August 30, 2008
Indexed Annuities are fixed annuities that, like tradi-
tional declared rate fixed annuities, guarantee a min-
imum interst crediting rate and provide the opportunity
to earn interest credits in excess of that guarantee.
With a traditional fixed annuity, the crediting of excess
interest depends upon the performance of the company's
overall investment portfolio. Similarly, and indexed
annuity provides the opportunity for excess interest
credits based upon the measurement of an external stock
or bond market index. While both products expose the
consumer to fluctuating levels of annual excess interest
credits, in both cases the consumer has no risk of loss
or premium or prior creditied interest (unless the policy
is surrendered during the surrender period in which case
a surrrender charge may apply). The indexed product
offers the consumer a strong minimum guaranteebacked by
the insurance company along with the opportunity to earn
excess interest that is hopefully higher than traditional
principal-protection products.
Both the design and sale of annuities are highly
regulated by state insurance departments as are the
companies who manufacture and sell them. State insurance
regulations cover, among other things, suitability of
insurance agent recommendations regarding annuities,
annuity disclosure and advertising, agent licensing
and training, unfair trade practices including
misrepresentation of product terms and conditions, and
enforcement actions and penalties for noncompliance with
sales practices requirements. In addition, guaranteed
minimum values for annuities are regulated through the
Standard Nonforfeiture Law and are applicable to all
fixed annuities.
The securities regulationwill add little benefit to
consumer protection. Many states have already adopted the
NAIC Annuity Disclosue Model Regulation and most, if not
all, of the major index annuity carriers have mandated
the use of disclosure statement or certificate
describing all important terms and conditions of the
annuity contract, including prominent disclosure of
surrender charges. Many, if not all, major indexed
annuity carriers conduct suitability reviews of all sales
in all states. Suitability reviews required of brokers
under FINRA rules would not add any meaningful
protections over and above what is already being done.

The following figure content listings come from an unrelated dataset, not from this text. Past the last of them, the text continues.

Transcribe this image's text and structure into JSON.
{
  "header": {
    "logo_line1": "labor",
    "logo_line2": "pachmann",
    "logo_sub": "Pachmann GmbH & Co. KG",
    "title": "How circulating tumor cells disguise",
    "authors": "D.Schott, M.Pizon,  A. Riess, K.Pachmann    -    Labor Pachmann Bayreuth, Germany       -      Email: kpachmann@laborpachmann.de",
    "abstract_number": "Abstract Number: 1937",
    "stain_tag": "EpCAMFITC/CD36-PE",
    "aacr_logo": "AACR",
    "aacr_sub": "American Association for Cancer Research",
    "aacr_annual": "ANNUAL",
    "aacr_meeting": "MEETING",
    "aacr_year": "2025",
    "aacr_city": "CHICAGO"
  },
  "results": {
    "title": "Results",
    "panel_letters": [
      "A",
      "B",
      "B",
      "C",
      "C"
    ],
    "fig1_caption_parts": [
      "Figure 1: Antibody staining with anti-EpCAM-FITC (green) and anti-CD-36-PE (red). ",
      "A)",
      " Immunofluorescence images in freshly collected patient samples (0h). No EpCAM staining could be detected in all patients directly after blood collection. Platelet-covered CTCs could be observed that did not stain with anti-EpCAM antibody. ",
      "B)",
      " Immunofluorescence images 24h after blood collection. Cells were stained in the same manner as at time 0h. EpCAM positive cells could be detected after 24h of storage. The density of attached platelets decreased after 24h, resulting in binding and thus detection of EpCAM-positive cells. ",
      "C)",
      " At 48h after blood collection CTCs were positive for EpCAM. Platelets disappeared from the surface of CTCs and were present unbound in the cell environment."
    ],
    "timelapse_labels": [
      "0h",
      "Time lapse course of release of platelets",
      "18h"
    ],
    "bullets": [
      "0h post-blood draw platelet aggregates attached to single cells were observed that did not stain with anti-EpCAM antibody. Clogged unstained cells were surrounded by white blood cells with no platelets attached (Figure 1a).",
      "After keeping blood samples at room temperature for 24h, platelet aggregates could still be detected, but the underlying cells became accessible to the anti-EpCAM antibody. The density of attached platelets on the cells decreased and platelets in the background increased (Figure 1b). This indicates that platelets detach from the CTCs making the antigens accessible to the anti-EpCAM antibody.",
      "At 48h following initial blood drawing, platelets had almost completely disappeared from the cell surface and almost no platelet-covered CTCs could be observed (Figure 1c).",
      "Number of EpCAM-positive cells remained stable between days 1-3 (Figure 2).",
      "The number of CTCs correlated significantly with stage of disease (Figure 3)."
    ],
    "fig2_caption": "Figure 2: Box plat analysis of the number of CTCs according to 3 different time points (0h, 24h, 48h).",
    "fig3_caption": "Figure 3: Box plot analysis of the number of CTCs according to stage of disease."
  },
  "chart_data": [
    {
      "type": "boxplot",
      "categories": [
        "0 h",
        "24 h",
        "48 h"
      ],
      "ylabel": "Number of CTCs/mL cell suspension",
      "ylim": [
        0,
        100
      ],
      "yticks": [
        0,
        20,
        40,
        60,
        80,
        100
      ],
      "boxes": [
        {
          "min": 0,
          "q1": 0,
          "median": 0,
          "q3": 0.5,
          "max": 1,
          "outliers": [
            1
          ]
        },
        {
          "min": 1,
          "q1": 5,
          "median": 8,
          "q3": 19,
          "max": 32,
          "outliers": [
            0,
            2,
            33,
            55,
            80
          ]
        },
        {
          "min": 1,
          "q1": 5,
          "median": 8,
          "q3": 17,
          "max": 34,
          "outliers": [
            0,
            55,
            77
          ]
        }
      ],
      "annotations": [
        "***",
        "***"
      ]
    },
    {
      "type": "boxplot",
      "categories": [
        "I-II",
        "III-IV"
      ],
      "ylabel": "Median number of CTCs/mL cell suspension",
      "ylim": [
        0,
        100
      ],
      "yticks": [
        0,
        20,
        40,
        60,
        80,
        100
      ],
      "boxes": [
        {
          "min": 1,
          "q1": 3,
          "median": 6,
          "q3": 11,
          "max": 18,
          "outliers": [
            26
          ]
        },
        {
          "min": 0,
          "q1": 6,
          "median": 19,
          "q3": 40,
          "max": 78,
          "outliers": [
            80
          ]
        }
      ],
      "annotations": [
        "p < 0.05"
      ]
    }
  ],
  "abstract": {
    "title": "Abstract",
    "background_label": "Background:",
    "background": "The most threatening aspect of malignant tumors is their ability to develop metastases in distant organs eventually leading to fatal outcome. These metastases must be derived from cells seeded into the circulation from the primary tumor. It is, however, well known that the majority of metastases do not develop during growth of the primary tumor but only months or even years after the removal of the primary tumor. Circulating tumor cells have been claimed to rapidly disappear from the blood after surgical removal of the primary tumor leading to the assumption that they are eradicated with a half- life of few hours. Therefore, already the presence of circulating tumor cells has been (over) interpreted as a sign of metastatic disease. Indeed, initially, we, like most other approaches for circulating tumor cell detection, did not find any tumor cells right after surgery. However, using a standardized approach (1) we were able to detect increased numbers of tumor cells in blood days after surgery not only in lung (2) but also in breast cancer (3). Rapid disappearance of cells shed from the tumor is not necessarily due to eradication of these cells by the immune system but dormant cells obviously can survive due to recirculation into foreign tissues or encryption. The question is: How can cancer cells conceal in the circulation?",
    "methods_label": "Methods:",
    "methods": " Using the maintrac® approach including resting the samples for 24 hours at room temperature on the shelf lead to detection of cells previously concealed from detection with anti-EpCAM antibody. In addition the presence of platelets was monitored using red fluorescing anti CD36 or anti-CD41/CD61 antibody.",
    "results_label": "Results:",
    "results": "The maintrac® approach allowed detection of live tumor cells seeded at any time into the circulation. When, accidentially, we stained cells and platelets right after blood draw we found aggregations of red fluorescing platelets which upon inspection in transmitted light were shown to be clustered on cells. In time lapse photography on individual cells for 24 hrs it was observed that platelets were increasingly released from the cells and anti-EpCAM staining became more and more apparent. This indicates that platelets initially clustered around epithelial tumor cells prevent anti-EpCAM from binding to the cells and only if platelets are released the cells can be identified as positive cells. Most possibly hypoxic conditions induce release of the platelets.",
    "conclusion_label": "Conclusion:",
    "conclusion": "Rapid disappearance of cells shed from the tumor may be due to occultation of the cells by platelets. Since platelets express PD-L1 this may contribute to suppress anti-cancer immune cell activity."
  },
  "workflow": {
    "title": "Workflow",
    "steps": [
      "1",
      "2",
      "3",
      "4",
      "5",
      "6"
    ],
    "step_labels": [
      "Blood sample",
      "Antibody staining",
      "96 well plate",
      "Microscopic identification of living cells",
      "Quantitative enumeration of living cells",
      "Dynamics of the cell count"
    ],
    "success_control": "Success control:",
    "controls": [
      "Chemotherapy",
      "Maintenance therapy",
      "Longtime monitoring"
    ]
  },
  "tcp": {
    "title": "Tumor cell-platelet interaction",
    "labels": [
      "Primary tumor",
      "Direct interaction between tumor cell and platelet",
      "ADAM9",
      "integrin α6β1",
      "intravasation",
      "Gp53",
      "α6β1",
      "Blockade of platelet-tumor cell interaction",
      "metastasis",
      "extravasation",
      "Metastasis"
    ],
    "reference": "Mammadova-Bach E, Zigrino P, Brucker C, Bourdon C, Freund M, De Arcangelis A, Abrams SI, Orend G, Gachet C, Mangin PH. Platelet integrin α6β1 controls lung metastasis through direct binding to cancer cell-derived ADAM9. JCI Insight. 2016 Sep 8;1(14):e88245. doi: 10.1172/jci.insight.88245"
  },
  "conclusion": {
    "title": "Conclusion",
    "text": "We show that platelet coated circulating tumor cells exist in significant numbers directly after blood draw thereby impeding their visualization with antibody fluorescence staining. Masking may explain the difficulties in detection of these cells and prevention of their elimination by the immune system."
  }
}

The guarantees provided by and indexed annuity offer
consumers significant protection against investment risk.
The DJIA has suffered a decline this year in excess of
20% from its October 2007 record, yet a fixed indexed
annuity purchaser will not lose any principal due to
such market performance, unlike a consumer of an equity
security or a stock mutual fund, or a variable annuity.
The annuity interest crediting formula protects the owner
against loss due to drops in the index over the creditng
period and while the guarantees provided certainly come
at a a price, this is fully disclosed to the purchaser.
Whoever proposed this 151A is making a clear ploy to
garner more business for Registered Representatives and
wants ALL THE BUSINESS. The ruling proposed if passed
into law has the ability to create more unemployment in
AMERICA, NOW. With already a good many people out of
work, I don't beleive government wants the percentage
of people unemployed to go even higher. I my self have
a securities license, however, have not been able to find
a broker dealer willing to employ me since it has in the
past represented such a minute portion of my annual
business. Plus most broker dealers want a significant
per centage of our commission making it prohibitive to
do business with them. SINCE THERE IS PLENTY OF
COMPLIANCE BEING DONE ALONG WITH SUITABILITY REQUIRED
BY EACH COMPANY, THE STATE OF MINNESOTA WHERE I LIVE
AND DO BUSINESS, I SEE NO REASON WHY A BROKER DEALER
SHOULD BE ENTITLED TO WORK ALREADY THROUGHLY BEING DONE
TO HELP PROTECT THE CONSUMER.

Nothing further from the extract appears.